Der Senat hatte Hochtief eine zweite Frist bis zum Mittwoch (4. Juli) gesetzt, um die Bautätigkeiten wieder aufzunehmen. Derweil sieht Koenen die Ursache für Eskalation, Kostenexplosion und Bauverzögerung in der schlechten Vertragsgestaltung. "Ein Vertrag, der derartige zusätzliche Kostenansprüche seitens Hochtief überhaupt möglich macht, der kann nicht gut sein." Ursprünglich sollte die Konzerthalle die Stadt 77 Millionen Euro kosten und 2010 eröffnet werden, jetzt rechnet der Senat mit mindestens 351 Millionen Euro und einem Übergabetermin im November 2014.

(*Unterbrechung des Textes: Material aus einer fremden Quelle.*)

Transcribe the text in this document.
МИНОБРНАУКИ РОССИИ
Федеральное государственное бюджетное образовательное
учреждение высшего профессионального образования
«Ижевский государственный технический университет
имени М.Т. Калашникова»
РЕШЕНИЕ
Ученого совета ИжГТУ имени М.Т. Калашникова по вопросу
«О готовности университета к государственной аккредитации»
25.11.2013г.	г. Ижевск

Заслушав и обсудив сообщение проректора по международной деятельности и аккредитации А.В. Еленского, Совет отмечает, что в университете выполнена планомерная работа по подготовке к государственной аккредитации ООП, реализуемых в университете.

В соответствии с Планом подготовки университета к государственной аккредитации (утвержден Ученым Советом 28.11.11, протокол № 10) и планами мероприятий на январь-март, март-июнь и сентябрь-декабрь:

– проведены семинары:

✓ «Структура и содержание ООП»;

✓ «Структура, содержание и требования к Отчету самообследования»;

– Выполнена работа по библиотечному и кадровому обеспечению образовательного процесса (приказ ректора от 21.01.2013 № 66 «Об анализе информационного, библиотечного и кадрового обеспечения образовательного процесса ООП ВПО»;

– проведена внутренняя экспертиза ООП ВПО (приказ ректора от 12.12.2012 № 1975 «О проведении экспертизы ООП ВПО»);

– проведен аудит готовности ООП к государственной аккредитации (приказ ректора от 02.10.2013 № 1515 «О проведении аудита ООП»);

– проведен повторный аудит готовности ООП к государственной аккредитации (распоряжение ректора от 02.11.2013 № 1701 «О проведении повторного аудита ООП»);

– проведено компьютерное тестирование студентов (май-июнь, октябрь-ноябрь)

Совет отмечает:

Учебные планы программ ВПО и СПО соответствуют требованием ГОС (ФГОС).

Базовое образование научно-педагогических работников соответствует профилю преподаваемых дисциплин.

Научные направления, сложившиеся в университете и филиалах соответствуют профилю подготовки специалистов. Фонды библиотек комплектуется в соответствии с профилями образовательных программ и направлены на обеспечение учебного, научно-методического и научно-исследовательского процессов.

Koenen fordert öffentliches Gerichtsverfahren

Es sei "problematisch", dass die von der Stadt beauftragte Kanzlei den Bauvertrag von einer Spezialistin für Vergaberecht - und nicht für Baurecht - habe gestalten lassen, sagte Koenen. Wer für das Desaster Verantwortung trägt, könne nur ein "ordentliches und öffentliches Gericht" klären. Wenn die Stadt Ursachenforschung betreiben wolle, müsse sie dies im Zuge einer Klage auf Schadensersatzanspruch gegen Hochtief tun.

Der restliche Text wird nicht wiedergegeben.